Tick tock: Here is how to find your body’s natural sleeping clock

By LLM Reporters on 15th February 2020

Your body’s natural sleep clock is designed to regulate sleepiness and wakefulness so you know when you should be up and about and when you should be in the land of nod. It’s so important; it even has two names: it’s also known as your circadian rhythm.

It differs for all of us, which is why some people are early birds, and others might be night owls. It can even change as we age. Interestingly, it’s controlled by light and our exposure to it, which is why we feel more naturally alert during daylight hours and explains why the very short days in winter. Leaving home in the pitch black and returning to the same can make us feel sleepier and sluggish, less willing to be active.

Throughout the day, your circadian rhythm will rise and fall, with many people feeling the desire to sleep after lunch, between the hours of 1-3pm.

Get your sleep clock back on track in 2020

To find the right rhythm for you, of course, you could take various tests, but according to experts at Click Pharmacy these simple rules will help rebalance your system, and if you listen to when you feel tired, you’ll soon settle into the right pattern for your body.

Avoid technology before bed

The brightness of the artificial light fools your brain into thinking it’s still daytime and therefore that you should be alert and active. Having low lighting and maybe reading a book will induce drowsiness at the right time.

Watch what you eat

Having a balanced diet, staying hydrated and avoiding excessive alcohol will stabilise your blood sugar and therefore your energy levels too. Peaks and troughs in your blood sugar can disturb sleep and might even encourage you to eat at the wrong times so make sure your diet contains the right stuff – proteins, complex carbs, healthy fats and fruit and veg.

Your internal biological clocks influence your sleeping and eating patterns

Get into a routine

Going to bed and getting up at the same time every day will help you find out what works for you. If going to bed at 10pm and getting up at 6am doesn’t work for you after weeks of trying, then you need to adjust it. Keep testing different things to see what’s best. If you still struggle to drop off even when you’ve done everything you can, you could speak to the experts who will be able to advise on sleep aids and you may try these techniques that help you fall asleep.

Go for a walk in the morning

As mentioned, your circadian rhythm is balanced by exposure to light, so a walk first thing will help to ensure you feel instantly alert and ready to take on the day ahead.

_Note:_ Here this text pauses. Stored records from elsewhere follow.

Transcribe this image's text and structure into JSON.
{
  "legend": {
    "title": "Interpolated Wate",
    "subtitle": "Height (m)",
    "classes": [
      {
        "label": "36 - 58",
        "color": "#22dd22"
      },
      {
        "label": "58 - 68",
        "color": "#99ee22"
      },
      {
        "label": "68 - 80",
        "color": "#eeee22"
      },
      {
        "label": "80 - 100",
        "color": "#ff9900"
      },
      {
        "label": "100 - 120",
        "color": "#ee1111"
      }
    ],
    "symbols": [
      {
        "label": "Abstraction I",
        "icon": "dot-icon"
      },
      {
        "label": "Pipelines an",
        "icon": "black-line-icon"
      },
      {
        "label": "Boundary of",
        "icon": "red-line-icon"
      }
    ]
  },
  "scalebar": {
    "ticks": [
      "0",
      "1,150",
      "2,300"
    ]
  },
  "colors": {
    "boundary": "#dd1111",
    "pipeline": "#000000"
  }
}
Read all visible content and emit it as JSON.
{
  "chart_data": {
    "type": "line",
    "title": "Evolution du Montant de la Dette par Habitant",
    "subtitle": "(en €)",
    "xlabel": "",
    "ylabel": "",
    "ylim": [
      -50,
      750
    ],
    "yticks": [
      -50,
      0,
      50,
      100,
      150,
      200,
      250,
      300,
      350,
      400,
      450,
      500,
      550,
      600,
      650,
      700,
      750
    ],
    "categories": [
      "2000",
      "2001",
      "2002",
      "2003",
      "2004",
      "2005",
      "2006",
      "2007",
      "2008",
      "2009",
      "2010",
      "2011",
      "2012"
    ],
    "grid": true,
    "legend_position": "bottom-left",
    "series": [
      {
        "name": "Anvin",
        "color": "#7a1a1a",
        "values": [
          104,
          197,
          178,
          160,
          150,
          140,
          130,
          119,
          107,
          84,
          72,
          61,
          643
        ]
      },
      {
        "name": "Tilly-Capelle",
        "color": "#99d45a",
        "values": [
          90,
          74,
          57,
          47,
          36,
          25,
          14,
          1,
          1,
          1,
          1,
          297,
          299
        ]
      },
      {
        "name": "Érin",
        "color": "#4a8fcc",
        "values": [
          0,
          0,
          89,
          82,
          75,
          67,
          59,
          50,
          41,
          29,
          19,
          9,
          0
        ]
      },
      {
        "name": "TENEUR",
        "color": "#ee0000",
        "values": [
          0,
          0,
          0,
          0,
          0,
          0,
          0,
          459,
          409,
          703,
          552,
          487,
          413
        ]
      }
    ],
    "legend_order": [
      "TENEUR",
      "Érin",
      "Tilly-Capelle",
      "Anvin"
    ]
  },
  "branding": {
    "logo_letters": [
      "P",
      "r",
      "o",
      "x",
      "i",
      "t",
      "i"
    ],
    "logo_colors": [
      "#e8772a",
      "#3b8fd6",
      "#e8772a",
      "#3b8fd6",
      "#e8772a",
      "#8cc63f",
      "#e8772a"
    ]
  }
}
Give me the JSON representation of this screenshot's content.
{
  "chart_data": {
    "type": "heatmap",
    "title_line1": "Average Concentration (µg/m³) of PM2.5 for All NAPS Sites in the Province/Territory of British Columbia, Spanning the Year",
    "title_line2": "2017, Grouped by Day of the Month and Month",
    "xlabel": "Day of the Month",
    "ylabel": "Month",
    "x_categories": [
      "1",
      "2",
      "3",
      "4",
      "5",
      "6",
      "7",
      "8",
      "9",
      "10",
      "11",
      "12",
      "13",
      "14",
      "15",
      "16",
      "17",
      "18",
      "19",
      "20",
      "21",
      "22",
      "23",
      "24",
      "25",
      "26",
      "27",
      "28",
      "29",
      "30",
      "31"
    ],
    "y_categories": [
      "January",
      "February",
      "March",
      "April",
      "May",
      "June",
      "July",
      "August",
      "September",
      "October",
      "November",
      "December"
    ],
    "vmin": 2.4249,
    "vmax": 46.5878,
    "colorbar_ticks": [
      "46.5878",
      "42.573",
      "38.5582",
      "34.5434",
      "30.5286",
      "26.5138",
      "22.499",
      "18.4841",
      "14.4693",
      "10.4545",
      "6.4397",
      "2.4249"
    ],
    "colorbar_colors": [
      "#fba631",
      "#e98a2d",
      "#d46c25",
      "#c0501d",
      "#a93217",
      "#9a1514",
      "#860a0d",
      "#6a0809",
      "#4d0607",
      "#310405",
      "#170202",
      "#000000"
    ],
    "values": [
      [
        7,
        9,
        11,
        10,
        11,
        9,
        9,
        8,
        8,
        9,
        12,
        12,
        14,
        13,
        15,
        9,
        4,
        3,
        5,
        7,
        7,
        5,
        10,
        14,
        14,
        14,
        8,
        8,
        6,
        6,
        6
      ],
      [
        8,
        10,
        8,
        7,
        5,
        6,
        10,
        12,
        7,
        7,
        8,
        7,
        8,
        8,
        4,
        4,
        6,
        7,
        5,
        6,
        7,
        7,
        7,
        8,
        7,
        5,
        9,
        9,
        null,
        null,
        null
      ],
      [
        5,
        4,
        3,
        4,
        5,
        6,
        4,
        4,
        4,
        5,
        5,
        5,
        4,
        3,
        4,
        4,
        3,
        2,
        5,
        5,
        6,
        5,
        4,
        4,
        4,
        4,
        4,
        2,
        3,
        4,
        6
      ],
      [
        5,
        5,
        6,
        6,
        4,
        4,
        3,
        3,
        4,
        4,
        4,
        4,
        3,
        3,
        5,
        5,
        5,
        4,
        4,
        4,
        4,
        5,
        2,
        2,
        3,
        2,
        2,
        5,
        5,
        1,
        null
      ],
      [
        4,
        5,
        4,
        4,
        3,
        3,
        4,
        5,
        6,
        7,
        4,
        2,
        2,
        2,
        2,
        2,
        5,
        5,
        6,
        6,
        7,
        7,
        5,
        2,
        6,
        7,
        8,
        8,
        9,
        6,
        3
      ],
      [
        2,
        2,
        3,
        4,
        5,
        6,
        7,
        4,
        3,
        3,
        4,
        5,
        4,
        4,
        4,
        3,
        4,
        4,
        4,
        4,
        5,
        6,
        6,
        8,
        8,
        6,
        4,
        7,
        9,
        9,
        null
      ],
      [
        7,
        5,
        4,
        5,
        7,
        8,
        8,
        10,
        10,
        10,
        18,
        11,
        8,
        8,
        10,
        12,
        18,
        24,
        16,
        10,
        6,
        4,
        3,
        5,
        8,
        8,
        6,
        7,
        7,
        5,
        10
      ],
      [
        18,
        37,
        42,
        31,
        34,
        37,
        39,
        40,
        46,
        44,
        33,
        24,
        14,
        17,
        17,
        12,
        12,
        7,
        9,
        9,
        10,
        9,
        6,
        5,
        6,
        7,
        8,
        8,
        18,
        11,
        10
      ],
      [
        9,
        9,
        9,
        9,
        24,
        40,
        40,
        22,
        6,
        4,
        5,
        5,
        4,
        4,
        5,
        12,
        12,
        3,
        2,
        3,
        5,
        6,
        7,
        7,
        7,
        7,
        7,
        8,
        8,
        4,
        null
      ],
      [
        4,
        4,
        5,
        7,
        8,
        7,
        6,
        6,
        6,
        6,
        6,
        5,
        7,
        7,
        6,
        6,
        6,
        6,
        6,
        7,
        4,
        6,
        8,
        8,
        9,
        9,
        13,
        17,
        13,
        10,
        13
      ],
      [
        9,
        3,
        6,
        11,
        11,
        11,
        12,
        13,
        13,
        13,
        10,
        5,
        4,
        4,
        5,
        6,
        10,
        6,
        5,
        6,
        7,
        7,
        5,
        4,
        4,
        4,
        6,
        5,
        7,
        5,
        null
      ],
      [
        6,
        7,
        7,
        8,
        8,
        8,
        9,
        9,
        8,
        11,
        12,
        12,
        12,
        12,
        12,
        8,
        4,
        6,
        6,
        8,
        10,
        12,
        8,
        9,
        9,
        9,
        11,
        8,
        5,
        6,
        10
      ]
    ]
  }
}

If you’re after some more insight into your sleeping patterns, you can even download sleep apps. You pop your phone under your pillow before you sleep and they track your periods of restfulness and REM sleep so you can see how your body works. By analysing the info, you might know that you’re already half-awake from early on so going to bed a bit more first and setting your alarm sooner could get you up with the larks!